Her musings run the gamut from reflections on bringing her whole self to work and deciding that to grow her life, she had to leave her hometown of Louisville. They include the Black church, music’s ability to help her tap into herself – shout out to E-40 – and the best way to prepare chili (which I must ask, if you put noodles in it, isn’t that just spaghetti?) and more. As a newish parent, I’ve been most struck by her essay titled “The Privilege of Wonder.” For me, it connected to a larger thread of conversations led by Trina Greene Brown (Parenting for Liberation) and Yolanda Williams (the podcast Parenting Decolonized) on the internal work Black parents must do to offer our Black children the freedom to indulge fearlessly in their childhoods.
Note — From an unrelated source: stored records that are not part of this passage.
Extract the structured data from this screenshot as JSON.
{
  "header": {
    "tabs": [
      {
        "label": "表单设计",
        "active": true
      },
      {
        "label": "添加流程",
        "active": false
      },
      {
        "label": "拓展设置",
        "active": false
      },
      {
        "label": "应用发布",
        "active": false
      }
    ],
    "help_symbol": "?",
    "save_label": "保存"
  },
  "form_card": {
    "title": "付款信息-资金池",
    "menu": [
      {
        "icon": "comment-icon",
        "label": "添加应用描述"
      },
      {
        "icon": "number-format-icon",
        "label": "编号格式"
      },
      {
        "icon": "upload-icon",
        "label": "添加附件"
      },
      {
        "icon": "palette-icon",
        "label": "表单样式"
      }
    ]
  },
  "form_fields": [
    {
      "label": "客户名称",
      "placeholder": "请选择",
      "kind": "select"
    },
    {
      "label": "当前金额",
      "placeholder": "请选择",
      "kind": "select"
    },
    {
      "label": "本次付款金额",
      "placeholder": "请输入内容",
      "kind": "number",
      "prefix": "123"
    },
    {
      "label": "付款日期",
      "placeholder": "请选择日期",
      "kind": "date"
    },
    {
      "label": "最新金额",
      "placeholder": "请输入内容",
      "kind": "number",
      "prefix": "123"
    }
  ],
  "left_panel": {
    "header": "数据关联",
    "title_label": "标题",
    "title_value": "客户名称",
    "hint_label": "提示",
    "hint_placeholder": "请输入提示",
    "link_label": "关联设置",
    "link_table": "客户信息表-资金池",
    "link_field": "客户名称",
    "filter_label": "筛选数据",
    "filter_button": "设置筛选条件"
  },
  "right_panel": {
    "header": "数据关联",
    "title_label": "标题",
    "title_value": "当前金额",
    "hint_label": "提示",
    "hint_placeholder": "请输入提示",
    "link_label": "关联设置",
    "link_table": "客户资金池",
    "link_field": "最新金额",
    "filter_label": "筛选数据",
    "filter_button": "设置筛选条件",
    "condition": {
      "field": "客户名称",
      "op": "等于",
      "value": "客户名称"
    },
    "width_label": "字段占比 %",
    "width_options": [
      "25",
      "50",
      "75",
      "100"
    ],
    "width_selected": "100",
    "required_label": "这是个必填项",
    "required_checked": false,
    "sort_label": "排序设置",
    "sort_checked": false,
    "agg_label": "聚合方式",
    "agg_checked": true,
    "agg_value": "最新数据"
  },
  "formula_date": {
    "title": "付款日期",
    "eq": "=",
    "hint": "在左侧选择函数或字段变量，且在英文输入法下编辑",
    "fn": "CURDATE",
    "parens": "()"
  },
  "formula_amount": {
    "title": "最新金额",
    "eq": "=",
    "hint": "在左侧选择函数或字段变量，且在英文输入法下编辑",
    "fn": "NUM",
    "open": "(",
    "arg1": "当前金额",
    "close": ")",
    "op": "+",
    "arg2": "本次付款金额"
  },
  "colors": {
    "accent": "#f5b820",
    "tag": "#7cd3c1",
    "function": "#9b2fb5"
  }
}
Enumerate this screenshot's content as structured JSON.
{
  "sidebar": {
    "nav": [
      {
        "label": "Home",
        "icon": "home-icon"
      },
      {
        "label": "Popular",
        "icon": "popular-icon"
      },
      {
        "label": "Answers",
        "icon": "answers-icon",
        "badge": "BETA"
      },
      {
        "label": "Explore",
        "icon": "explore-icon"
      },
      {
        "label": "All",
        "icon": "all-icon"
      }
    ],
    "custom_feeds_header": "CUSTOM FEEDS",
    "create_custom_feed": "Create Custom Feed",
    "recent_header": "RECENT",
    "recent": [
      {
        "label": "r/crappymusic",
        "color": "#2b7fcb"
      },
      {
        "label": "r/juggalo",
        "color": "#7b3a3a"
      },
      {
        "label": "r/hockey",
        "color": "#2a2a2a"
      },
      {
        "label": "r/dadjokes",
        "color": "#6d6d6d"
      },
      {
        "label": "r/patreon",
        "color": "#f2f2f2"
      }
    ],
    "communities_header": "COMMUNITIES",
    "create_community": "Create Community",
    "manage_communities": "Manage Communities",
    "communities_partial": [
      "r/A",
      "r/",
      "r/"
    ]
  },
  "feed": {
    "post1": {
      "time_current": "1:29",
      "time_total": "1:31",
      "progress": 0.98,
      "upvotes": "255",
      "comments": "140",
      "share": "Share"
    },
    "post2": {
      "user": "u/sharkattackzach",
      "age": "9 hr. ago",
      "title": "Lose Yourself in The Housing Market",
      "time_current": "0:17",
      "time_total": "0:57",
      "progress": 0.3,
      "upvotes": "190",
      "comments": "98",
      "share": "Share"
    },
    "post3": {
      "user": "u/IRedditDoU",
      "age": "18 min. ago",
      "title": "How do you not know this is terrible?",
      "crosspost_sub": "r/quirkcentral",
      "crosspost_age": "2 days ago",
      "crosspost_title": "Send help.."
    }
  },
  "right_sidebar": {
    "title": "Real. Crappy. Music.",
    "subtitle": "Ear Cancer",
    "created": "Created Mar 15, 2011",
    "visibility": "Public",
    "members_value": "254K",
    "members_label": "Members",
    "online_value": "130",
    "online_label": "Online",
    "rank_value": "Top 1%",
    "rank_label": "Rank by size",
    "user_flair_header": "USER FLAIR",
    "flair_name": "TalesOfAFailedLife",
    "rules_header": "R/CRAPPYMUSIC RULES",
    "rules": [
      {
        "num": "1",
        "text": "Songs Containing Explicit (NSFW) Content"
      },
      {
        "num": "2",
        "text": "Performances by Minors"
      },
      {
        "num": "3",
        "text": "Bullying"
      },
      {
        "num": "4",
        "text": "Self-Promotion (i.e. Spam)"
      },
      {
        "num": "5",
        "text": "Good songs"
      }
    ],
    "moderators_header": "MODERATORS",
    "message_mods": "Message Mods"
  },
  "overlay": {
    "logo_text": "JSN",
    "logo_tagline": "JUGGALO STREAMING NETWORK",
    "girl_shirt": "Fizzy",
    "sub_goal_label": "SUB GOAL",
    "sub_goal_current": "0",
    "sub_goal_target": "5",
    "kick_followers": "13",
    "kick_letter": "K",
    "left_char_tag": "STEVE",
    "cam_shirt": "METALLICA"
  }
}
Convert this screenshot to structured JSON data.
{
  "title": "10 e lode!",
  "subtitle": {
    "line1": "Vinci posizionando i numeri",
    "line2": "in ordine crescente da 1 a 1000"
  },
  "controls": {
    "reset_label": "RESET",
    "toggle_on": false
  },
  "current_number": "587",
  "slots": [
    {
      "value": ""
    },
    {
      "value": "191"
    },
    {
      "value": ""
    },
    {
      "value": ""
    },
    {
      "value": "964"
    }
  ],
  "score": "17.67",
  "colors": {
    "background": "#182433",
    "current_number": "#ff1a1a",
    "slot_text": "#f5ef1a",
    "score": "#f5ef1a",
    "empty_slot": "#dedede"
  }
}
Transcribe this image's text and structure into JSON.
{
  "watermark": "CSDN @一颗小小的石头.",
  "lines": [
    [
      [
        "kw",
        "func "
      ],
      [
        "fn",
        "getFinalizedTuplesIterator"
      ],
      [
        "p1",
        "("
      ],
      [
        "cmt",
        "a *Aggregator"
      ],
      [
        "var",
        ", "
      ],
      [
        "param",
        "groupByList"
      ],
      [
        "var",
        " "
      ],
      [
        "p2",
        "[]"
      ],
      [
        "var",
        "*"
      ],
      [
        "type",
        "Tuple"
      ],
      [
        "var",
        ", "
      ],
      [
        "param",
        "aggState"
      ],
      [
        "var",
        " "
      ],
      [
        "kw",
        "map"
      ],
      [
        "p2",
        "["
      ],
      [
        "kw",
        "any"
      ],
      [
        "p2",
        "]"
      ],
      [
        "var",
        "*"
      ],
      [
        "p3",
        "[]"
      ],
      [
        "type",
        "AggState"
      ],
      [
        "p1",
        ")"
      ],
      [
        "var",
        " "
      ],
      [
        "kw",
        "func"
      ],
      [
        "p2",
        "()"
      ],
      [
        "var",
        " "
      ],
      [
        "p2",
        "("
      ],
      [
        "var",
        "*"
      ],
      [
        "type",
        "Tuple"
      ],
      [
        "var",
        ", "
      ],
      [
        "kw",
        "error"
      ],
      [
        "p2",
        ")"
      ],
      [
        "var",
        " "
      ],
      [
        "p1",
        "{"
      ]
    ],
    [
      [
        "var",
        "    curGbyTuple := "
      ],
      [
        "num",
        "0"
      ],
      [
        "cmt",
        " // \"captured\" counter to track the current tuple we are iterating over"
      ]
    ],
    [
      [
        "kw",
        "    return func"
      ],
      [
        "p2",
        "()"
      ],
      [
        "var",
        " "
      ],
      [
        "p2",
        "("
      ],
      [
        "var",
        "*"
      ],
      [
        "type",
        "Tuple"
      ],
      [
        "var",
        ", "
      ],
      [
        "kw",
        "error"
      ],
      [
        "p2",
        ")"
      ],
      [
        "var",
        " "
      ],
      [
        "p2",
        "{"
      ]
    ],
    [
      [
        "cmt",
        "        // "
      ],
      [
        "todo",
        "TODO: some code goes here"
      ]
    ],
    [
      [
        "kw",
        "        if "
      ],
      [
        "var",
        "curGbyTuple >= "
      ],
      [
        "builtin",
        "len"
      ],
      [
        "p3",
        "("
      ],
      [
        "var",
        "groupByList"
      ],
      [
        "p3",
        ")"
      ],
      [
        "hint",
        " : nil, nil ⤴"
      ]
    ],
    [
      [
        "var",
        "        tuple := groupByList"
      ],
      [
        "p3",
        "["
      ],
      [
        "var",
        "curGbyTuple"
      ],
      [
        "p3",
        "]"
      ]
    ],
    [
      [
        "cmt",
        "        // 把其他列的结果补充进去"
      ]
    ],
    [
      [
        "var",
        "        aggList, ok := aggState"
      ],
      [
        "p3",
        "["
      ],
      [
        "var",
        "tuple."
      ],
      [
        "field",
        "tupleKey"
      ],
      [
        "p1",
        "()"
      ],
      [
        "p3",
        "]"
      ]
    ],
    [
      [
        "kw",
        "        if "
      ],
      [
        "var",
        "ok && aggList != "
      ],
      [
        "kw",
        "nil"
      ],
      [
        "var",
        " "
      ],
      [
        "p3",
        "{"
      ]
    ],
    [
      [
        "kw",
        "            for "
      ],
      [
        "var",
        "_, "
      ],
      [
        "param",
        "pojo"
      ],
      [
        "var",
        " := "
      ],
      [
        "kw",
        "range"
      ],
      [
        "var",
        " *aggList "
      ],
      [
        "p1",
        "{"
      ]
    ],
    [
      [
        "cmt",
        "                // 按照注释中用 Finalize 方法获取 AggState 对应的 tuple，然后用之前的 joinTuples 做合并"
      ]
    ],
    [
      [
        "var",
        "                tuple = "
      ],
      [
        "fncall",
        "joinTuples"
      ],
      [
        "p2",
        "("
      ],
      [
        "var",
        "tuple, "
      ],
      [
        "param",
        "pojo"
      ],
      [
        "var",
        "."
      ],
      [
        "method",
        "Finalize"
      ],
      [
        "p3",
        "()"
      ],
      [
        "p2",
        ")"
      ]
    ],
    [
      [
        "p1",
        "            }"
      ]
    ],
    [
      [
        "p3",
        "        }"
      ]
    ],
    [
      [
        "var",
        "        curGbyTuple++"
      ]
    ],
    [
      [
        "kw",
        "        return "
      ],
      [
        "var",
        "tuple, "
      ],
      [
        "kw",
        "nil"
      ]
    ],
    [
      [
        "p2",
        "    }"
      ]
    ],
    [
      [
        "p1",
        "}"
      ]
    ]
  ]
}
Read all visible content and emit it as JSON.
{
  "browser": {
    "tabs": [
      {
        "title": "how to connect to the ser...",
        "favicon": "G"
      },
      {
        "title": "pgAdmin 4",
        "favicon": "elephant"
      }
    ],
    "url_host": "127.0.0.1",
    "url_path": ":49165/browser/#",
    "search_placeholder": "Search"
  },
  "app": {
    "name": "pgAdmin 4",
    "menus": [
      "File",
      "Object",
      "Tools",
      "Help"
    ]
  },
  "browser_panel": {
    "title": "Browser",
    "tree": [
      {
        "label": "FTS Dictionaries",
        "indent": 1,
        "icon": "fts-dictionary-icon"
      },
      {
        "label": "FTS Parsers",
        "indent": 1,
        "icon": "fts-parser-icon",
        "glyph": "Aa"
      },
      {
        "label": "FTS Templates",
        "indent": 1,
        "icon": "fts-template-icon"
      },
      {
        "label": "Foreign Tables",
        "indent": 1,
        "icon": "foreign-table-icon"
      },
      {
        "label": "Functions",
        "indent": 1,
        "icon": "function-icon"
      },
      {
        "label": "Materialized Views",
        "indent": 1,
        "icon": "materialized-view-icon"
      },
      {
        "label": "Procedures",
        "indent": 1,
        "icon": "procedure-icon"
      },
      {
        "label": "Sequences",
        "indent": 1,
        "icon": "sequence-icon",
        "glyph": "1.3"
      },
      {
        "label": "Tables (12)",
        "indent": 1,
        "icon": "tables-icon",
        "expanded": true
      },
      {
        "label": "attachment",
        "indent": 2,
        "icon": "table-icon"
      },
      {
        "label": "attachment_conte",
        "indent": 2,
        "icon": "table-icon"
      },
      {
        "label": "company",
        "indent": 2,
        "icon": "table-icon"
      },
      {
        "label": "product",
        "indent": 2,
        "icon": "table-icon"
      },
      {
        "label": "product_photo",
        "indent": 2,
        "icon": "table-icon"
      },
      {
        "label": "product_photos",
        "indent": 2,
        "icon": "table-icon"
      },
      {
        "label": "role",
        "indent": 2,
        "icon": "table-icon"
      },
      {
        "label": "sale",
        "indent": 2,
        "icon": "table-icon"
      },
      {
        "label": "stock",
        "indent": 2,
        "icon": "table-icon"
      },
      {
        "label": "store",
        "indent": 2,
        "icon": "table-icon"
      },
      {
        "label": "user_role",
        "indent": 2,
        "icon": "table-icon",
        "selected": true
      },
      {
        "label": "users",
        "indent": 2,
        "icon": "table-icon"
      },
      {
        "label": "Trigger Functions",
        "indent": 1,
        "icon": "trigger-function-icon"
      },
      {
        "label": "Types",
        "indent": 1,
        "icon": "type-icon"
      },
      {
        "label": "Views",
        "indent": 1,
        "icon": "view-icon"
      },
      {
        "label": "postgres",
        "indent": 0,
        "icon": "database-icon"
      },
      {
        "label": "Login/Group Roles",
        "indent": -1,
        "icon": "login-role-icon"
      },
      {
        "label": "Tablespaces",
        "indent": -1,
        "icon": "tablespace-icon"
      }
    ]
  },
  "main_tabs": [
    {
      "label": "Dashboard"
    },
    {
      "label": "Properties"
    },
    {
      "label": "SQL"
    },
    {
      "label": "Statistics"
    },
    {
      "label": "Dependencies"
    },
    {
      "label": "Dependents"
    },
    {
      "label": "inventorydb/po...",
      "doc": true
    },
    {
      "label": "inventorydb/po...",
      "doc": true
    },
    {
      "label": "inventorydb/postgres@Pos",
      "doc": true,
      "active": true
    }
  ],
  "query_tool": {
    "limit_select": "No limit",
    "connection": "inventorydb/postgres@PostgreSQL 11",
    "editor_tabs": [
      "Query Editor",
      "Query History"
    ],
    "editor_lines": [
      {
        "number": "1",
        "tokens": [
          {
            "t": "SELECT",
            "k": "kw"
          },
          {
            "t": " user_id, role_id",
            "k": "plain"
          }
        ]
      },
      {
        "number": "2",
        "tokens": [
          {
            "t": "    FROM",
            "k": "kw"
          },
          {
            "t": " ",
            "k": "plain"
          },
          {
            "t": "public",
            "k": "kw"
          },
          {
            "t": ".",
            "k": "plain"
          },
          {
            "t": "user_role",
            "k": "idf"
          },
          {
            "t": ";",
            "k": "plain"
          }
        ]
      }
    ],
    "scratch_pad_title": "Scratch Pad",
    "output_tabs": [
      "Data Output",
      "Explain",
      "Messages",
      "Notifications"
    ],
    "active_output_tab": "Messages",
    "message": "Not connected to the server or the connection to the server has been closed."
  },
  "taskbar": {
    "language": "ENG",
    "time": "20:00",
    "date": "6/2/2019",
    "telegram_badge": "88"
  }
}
Somehow, this is only my second encounter with Lewis-Giggetts’ work, though she is a prolific writer, with 18 book credits to date. There is a sense throughout Black Joy that she has done the work she is urging her readers to do, and has found ways to see herself beyond the trauma gaze. Why has she been able to do so? Several passages reference religious faith and personal spirituality. Perhaps due to my own experiences, I sensed those undertones – though they weren’t heavy handed – throughout the book. While I think they add to the collection’s ability to strum a reader’s joy, they may render the book less suitable for strictly non-religious folks. In addition, there were times where I found myself really digging into her perspective, only for it to end. That said, these 36 essays don’t seem intended to be extensive reflections; rather, they are sparks that remind and confirm for us this truth: Though stony the road we trod, joyful is who we be.